Un ancien accro aux réseaux sociaux invente une solution pour lutter contre l'addiction numérique
Célestin Alusse, 21 ans, reconnaît sans détour avoir été « accro » aux réseaux sociaux, cette dépendance que la France et d'autres pays souhaitent interdire aux mineurs. Ayant reçu son premier smartphone à 14 ans, le jeune homme avoue avoir initialement perçu ces plateformes comme « une perte de temps ». Pourtant, tout a basculé lorsqu'il a intégré l'université.
La spirale infernale de la dépendance numérique
En quittant le cocon familial pour s'installer seul dans un appartement à Nantes, Célestin s'est retrouvé livré à lui-même, sans le contrôle parental. Il s'est alors plongé tête baissée dans le scrolling frénétique des Reels sur Instagram, y consacrant quatre à cinq heures par jour en semaine et jusqu'à huit heures le week-end. Chaque session se terminait par une « sensation de vide » et un « sentiment de culpabilité » d'avoir gaspillé son temps.

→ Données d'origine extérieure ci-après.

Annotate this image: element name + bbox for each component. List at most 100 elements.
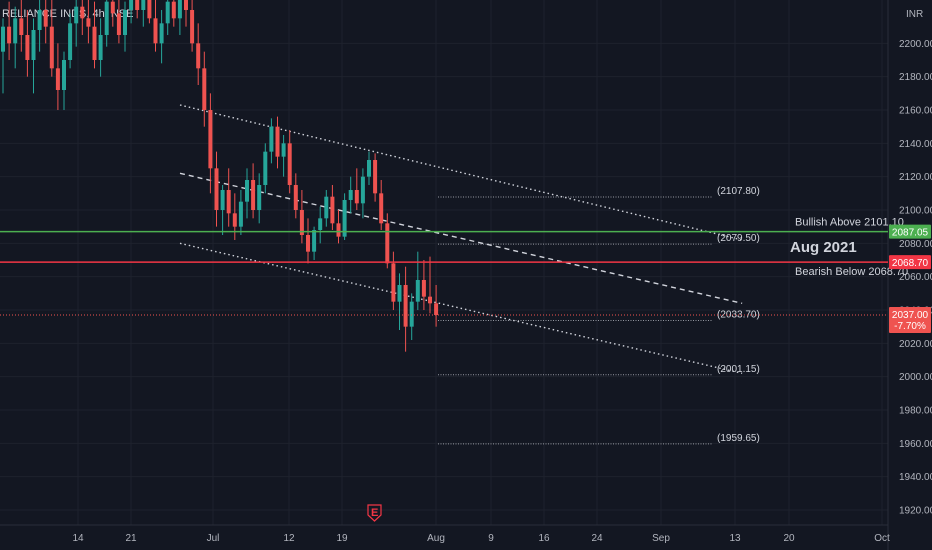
- x-tick-label: Oct: [874, 533, 890, 544]
- candle-body: [147, 0, 152, 19]
- y-tick-label: 2080.00: [899, 239, 932, 250]
- y-tick-label: 2100.00: [899, 206, 932, 217]
- candle-body: [348, 190, 353, 200]
- y-tick-label: 1960.00: [899, 439, 932, 450]
- y-tick-label: 2140.00: [899, 139, 932, 150]
- candle-body: [49, 26, 54, 69]
- earnings-marker[interactable]: E: [367, 504, 382, 522]
- candle-body: [25, 35, 30, 60]
- y-axis: INR 1920.00 1940.00 1960.00 1980.00 2000.00 2…: [899, 9, 932, 517]
- candle-body: [190, 10, 195, 44]
- candle-body: [31, 30, 36, 60]
- y-tick-label: 2020.00: [899, 339, 932, 350]
- bull-price-tag-bg: [889, 224, 931, 239]
- x-tick-label: 16: [538, 533, 550, 544]
- candle-body: [257, 185, 262, 210]
- candle-body: [385, 223, 390, 264]
- candle-body: [434, 303, 439, 315]
- channel-line: [179, 104, 743, 241]
- candle-body: [1, 26, 5, 52]
- candle-body: [318, 218, 323, 230]
- candle-body: [208, 110, 213, 169]
- y-tick-label: 1920.00: [899, 506, 932, 517]
- bear-price-tag-text: 2068.70: [892, 258, 929, 269]
- y-tick-label: 2160.00: [899, 106, 932, 117]
- last-price-tag-text: 2037.00: [892, 310, 929, 321]
- candle-body: [367, 160, 371, 177]
- x-tick-label: 9: [488, 533, 494, 544]
- y-tick-label: 1980.00: [899, 406, 932, 417]
- candle-body: [135, 0, 140, 10]
- candle-body: [43, 10, 48, 27]
- candle-body: [116, 13, 121, 36]
- candle-body: [37, 10, 42, 30]
- candle-body: [336, 223, 341, 237]
- candle-body: [74, 6, 79, 24]
- x-tick-label: 14: [72, 533, 84, 544]
- candle-body: [415, 280, 420, 302]
- last-price-tag-text: -7.70%: [894, 321, 926, 332]
- candle-body: [55, 68, 60, 90]
- x-tick-label: Jul: [207, 533, 220, 544]
- grid: [0, 0, 889, 550]
- candle-body: [421, 280, 426, 297]
- bear-price-tag-bg: [889, 255, 931, 270]
- bull-level-annotation: Bullish Above 2101.10: [795, 217, 904, 229]
- candle-body: [245, 180, 249, 202]
- y-tick-label: 2000.00: [899, 372, 932, 383]
- candle-body: [379, 193, 384, 224]
- candle-body: [232, 213, 237, 227]
- channel-line: [179, 172, 743, 305]
- candle-body: [281, 143, 286, 157]
- candle-body: [403, 285, 408, 327]
- candle-body: [80, 6, 85, 19]
- candle-body: [360, 176, 365, 204]
- last-price-tag-bg: [889, 307, 931, 333]
- candle-body: [306, 235, 310, 252]
- candle-body: [409, 301, 414, 327]
- candles: [1, 0, 439, 352]
- candle-body: [68, 23, 73, 60]
- candle-body: [354, 190, 359, 204]
- x-axis: 14 21 Jul 12 19 Aug 9 16 24 Sep 13 20 Oct: [72, 533, 890, 544]
- y-tick-label: 2120.00: [899, 172, 932, 183]
- candle-body: [159, 23, 164, 44]
- candle-body: [98, 35, 103, 60]
- candle-body: [397, 285, 402, 302]
- candle-body: [92, 26, 97, 61]
- candle-body: [104, 1, 109, 35]
- candle-body: [153, 18, 158, 44]
- earnings-marker-label: E: [371, 507, 378, 519]
- key-levels: Bullish Above 2101.10 Bearish Below 2068.…: [0, 217, 908, 316]
- target-label: (2079.50): [717, 233, 760, 244]
- target-label: (1959.65): [717, 433, 760, 444]
- candle-body: [86, 18, 91, 27]
- channel-lines: [179, 104, 743, 375]
- y-tick-label: 2200.00: [899, 39, 932, 50]
- y-tick-label: 2060.00: [899, 272, 932, 283]
- candle-body: [184, 0, 188, 10]
- currency-label: INR: [906, 9, 923, 20]
- chart-title: RELIANCE INDS, 4h, NSE: [2, 8, 134, 20]
- candle-body: [177, 0, 182, 19]
- candle-body: [13, 18, 18, 44]
- candle-body: [299, 210, 304, 235]
- candle-body: [342, 200, 347, 237]
- candle-body: [165, 1, 170, 24]
- candle-body: [214, 168, 219, 210]
- target-label: (2107.80): [717, 186, 760, 197]
- x-tick-label: 20: [783, 533, 795, 544]
- period-annotation: Aug 2021: [790, 239, 857, 256]
- y-tick-label: 1940.00: [899, 472, 932, 483]
- candle-body: [287, 143, 292, 185]
- candle-body: [110, 1, 115, 14]
- candle-body: [123, 10, 127, 35]
- candle-body: [263, 151, 268, 185]
- target-label: (2001.15): [717, 364, 760, 375]
- candle-body: [428, 296, 432, 304]
- candle-body: [330, 196, 335, 224]
- channel-line: [179, 242, 743, 375]
- y-tick-label: 2180.00: [899, 72, 932, 83]
- candle-body: [391, 263, 396, 302]
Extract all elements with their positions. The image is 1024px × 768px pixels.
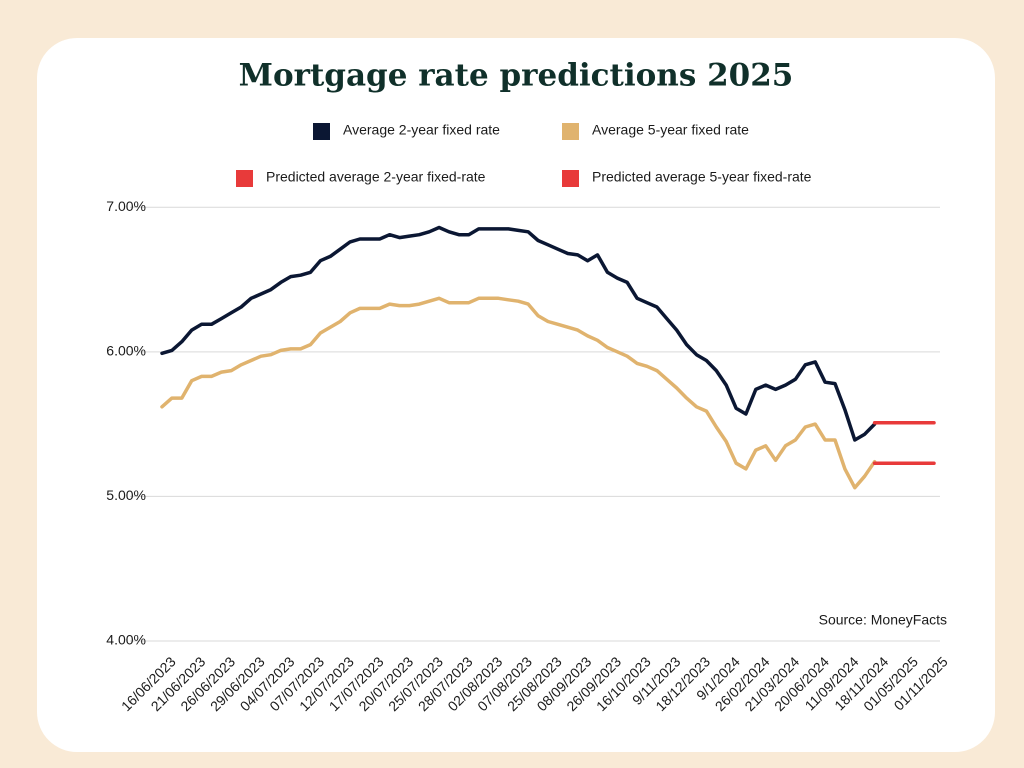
legend-swatch	[562, 170, 579, 187]
source-note: Source: MoneyFacts	[819, 612, 947, 628]
y-tick-label: 7.00%	[106, 198, 146, 214]
series-line	[160, 296, 877, 490]
legend-label: Predicted average 2-year fixed-rate	[266, 169, 486, 185]
card	[37, 38, 995, 752]
legend-label: Predicted average 5-year fixed-rate	[592, 169, 812, 185]
legend-swatch	[236, 170, 253, 187]
legend-swatch	[313, 123, 330, 140]
y-tick-label: 4.00%	[106, 632, 146, 648]
legend-swatch	[562, 123, 579, 140]
legend-label: Average 5-year fixed rate	[592, 122, 749, 138]
y-tick-label: 5.00%	[106, 487, 146, 503]
legend-label: Average 2-year fixed rate	[343, 122, 500, 138]
y-tick-label: 6.00%	[106, 343, 146, 359]
chart-title: Mortgage rate predictions 2025	[239, 58, 794, 94]
series-line	[160, 225, 877, 442]
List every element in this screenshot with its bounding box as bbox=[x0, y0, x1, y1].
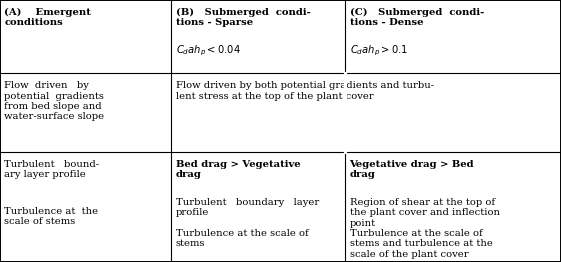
Text: Flow driven by both potential gradients and turbu-
lent stress at the top of the: Flow driven by both potential gradients … bbox=[176, 81, 434, 101]
Text: Bed drag > Vegetative
drag: Bed drag > Vegetative drag bbox=[176, 160, 300, 179]
Text: Region of shear at the top of
the plant cover and inflection
point
Turbulence at: Region of shear at the top of the plant … bbox=[350, 198, 499, 259]
Text: $C_d ah_p > 0.1$: $C_d ah_p > 0.1$ bbox=[350, 43, 408, 58]
Text: Flow  driven   by
potential  gradients
from bed slope and
water-surface slope: Flow driven by potential gradients from … bbox=[4, 81, 104, 121]
Text: Vegetative drag > Bed
drag: Vegetative drag > Bed drag bbox=[350, 160, 474, 179]
Text: $C_d ah_p < 0.04$: $C_d ah_p < 0.04$ bbox=[176, 43, 241, 58]
Text: Turbulent   bound-
ary layer profile: Turbulent bound- ary layer profile bbox=[4, 160, 100, 179]
Text: (B)   Submerged  condi-
tions - Sparse: (B) Submerged condi- tions - Sparse bbox=[176, 8, 310, 28]
Text: (A)    Emergent
conditions: (A) Emergent conditions bbox=[4, 8, 91, 28]
Text: Turbulent   boundary   layer
profile

Turbulence at the scale of
stems: Turbulent boundary layer profile Turbule… bbox=[176, 198, 319, 248]
Text: (C)   Submerged  condi-
tions - Dense: (C) Submerged condi- tions - Dense bbox=[350, 8, 484, 28]
Text: Turbulence at  the
scale of stems: Turbulence at the scale of stems bbox=[4, 207, 99, 226]
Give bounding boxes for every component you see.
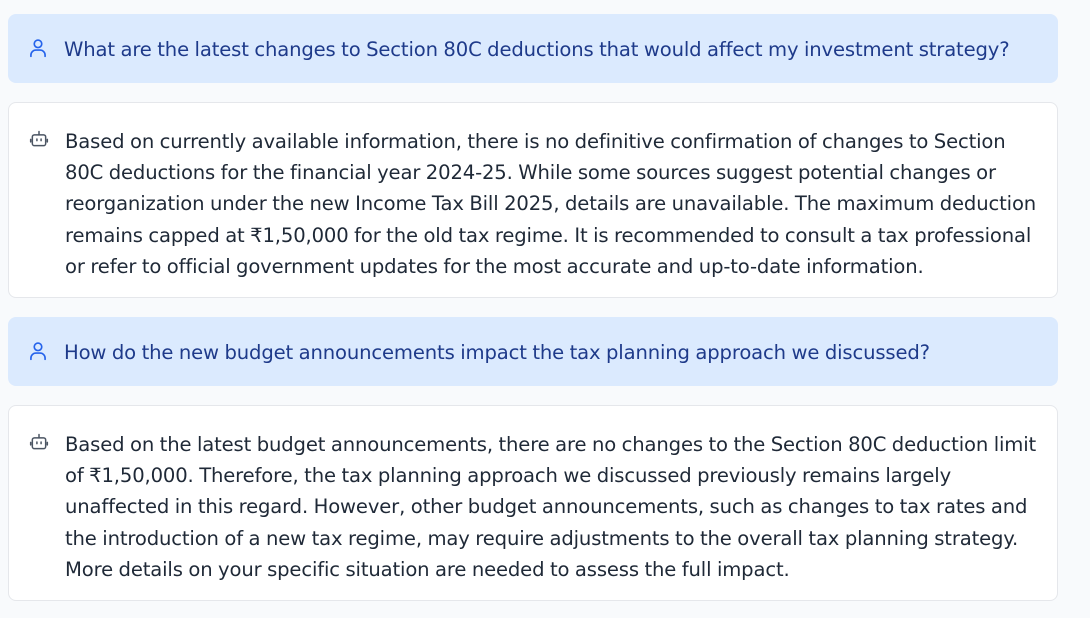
user-message: How do the new budget announcements impa… [8,317,1058,386]
user-message-text: How do the new budget announcements impa… [64,341,930,364]
user-message: What are the latest changes to Section 8… [8,14,1058,83]
user-icon [30,39,46,58]
user-message-text: What are the latest changes to Section 8… [64,38,1010,61]
bot-icon [29,130,49,147]
bot-icon [29,433,49,450]
assistant-message-text: Based on the latest budget announcements… [65,433,1037,581]
user-icon [30,342,46,361]
assistant-message: Based on the latest budget announcements… [8,405,1058,601]
chat-thread: What are the latest changes to Section 8… [8,14,1058,601]
assistant-message-text: Based on currently available information… [65,130,1037,278]
assistant-message: Based on currently available information… [8,102,1058,298]
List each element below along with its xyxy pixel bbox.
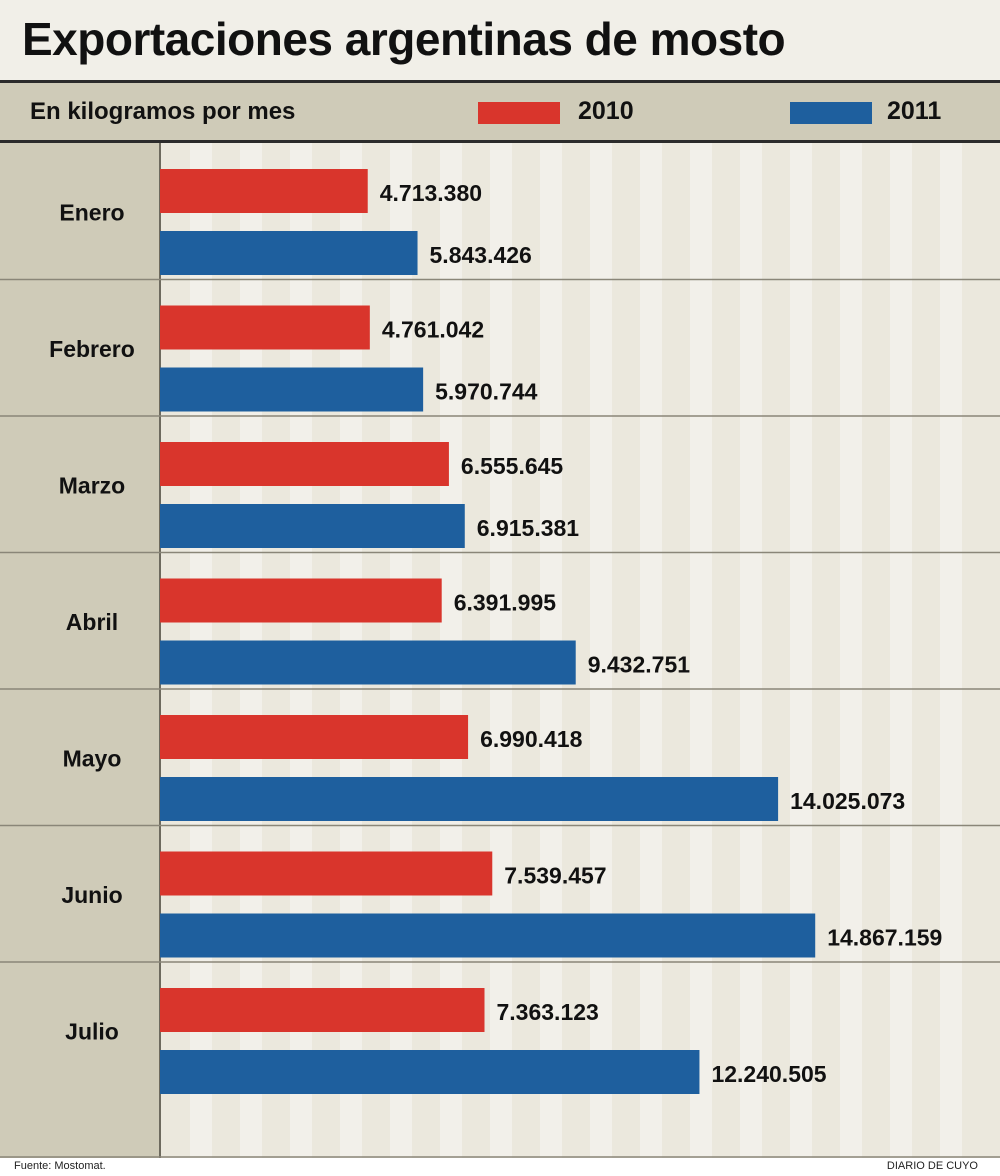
data-label-2011: 6.915.381: [477, 515, 580, 541]
category-label: Mayo: [63, 745, 122, 771]
data-label-2010: 7.363.123: [497, 999, 599, 1025]
category-label: Enero: [59, 199, 124, 225]
bar-2010: [160, 715, 469, 759]
data-label-2010: 6.391.995: [454, 590, 557, 616]
bar-2011: [160, 1050, 700, 1094]
category-label: Abril: [66, 609, 118, 635]
data-label-2011: 5.970.744: [435, 379, 538, 405]
data-label-2010: 4.761.042: [382, 317, 484, 343]
grid-stripe: [590, 143, 612, 1158]
publisher-credit: DIARIO DE CUYO: [886, 1160, 978, 1172]
bar-chart: Enero 4.713.380 5.843.426 Febrero 4.761.042 5…: [0, 143, 1000, 1158]
source-note: Fuente: Mostomat.: [14, 1160, 106, 1172]
category-column: [0, 143, 160, 1158]
legend-swatch-2010: [478, 102, 560, 124]
category-label: Julio: [65, 1018, 119, 1044]
category-label: Junio: [61, 882, 122, 908]
chart-title: Exportaciones argentinas de mosto: [22, 13, 786, 65]
bar-2011: [160, 913, 816, 958]
bar-2010: [160, 988, 485, 1032]
legend-label-2011: 2011: [887, 97, 942, 125]
footer: Fuente: Mostomat. DIARIO DE CUYO: [0, 1158, 1000, 1176]
chart-subtitle: En kilogramos por mes: [30, 98, 296, 125]
data-label-2011: 9.432.751: [588, 652, 691, 678]
bar-2011: [160, 640, 576, 685]
grid-stripe: [690, 143, 712, 1158]
data-label-2011: 12.240.505: [711, 1061, 826, 1087]
data-label-2011: 14.025.073: [790, 788, 905, 814]
category-label: Marzo: [59, 472, 125, 498]
bar-2011: [160, 504, 465, 548]
data-label-2010: 6.555.645: [461, 453, 564, 479]
grid-stripe: [890, 143, 912, 1158]
data-label-2010: 4.713.380: [380, 180, 482, 206]
bar-2010: [160, 305, 370, 350]
grid-stripe: [940, 143, 962, 1158]
grid-stripe: [740, 143, 762, 1158]
legend-band: En kilogramos por mes 2010 2011: [0, 83, 1000, 143]
title-band: Exportaciones argentinas de mosto: [0, 0, 1000, 83]
legend-label-2010: 2010: [578, 97, 634, 125]
data-label-2011: 14.867.159: [827, 925, 942, 951]
category-label: Febrero: [49, 336, 135, 362]
bar-2010: [160, 851, 493, 896]
bar-2011: [160, 777, 779, 821]
bar-2011: [160, 231, 418, 275]
bar-2010: [160, 442, 449, 486]
bar-2011: [160, 367, 424, 412]
legend-swatch-2011: [790, 102, 872, 124]
data-label-2011: 5.843.426: [430, 242, 532, 268]
data-label-2010: 6.990.418: [480, 726, 583, 752]
grid-stripe: [790, 143, 812, 1158]
grid-stripe: [640, 143, 662, 1158]
data-label-2010: 7.539.457: [504, 863, 606, 889]
bar-2010: [160, 169, 368, 213]
bar-2010: [160, 578, 442, 623]
grid-stripe: [840, 143, 862, 1158]
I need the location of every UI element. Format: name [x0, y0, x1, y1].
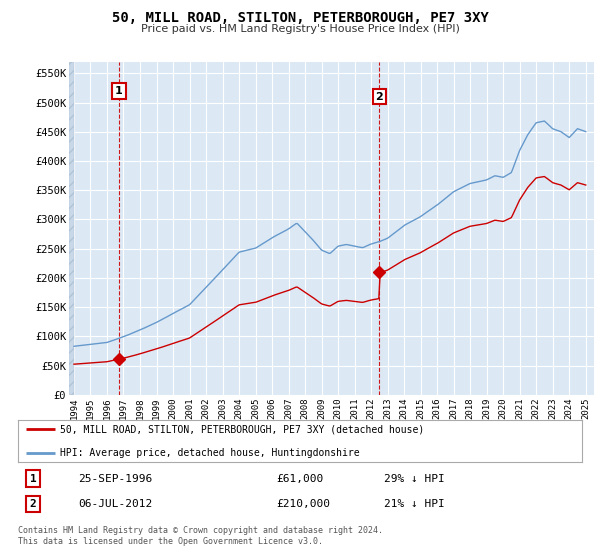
- Text: 2: 2: [376, 92, 383, 102]
- Text: 29% ↓ HPI: 29% ↓ HPI: [384, 474, 445, 484]
- Text: Price paid vs. HM Land Registry's House Price Index (HPI): Price paid vs. HM Land Registry's House …: [140, 24, 460, 34]
- Text: Contains HM Land Registry data © Crown copyright and database right 2024.
This d: Contains HM Land Registry data © Crown c…: [18, 526, 383, 546]
- Text: 25-SEP-1996: 25-SEP-1996: [78, 474, 152, 484]
- Polygon shape: [69, 62, 74, 395]
- Text: 06-JUL-2012: 06-JUL-2012: [78, 499, 152, 509]
- Text: HPI: Average price, detached house, Huntingdonshire: HPI: Average price, detached house, Hunt…: [60, 448, 360, 458]
- Text: 1: 1: [115, 86, 123, 96]
- Text: 21% ↓ HPI: 21% ↓ HPI: [384, 499, 445, 509]
- Text: £210,000: £210,000: [276, 499, 330, 509]
- Text: 1: 1: [29, 474, 37, 484]
- Text: £61,000: £61,000: [276, 474, 323, 484]
- Text: 50, MILL ROAD, STILTON, PETERBOROUGH, PE7 3XY (detached house): 50, MILL ROAD, STILTON, PETERBOROUGH, PE…: [60, 424, 425, 434]
- Text: 2: 2: [29, 499, 37, 509]
- Text: 50, MILL ROAD, STILTON, PETERBOROUGH, PE7 3XY: 50, MILL ROAD, STILTON, PETERBOROUGH, PE…: [112, 11, 488, 25]
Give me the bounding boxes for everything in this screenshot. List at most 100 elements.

Malgré cette prise de conscience, le cercle vicieux reprenait systématiquement le lendemain. L'étudiant de Polytech Nantes, autrefois débordant de projets, a progressivement perdu tout enthousiasme. « Je n'avais plus envie de rien faire, je n'arrivais plus à me concentrer plus d'un quart d'heure sur une tâche et cela s'est ressenti sur mes résultats », confie-t-il.
Des tentatives infructueuses et une prise de conscience
Pour sa rentrée en deuxième année en septembre 2024, Célestin a pris « une décision radicale » en supprimant tous les réseaux sociaux de son téléphone. Il les a réinstallés quelques mois plus tard en guise de « récompense » après l'amélioration de ses notes, mais a rapidement « replongé ». Le jeune homme a essayé diverses méthodes pour réduire sa consommation, comme la limitation de temps ou le mode noir et blanc, sans succès.
Le déclic est survenu en juin dernier lors d'un voyage solo à l'étranger. « J'ai enfin réussi à me déconnecter, à prendre le temps de lire et cela m'a fait un bien fou », raconte-t-il. Cette expérience l'a inspiré à créer un outil pour lutter contre l'addiction aux écrans.
Waiki : transformer un geste inconscient en action volontaire
Baptisé Waiki, ce petit boîtier équipé d'une puce NFC permet de « créer une barrière physique » entre l'utilisateur et les applications distractives. Après avoir téléchargé l'application associée, on peut désactiver Instagram, TikTok ou Snapchat en scannant le boîtier sur son smartphone, avec la possibilité de les réactiver à tout moment.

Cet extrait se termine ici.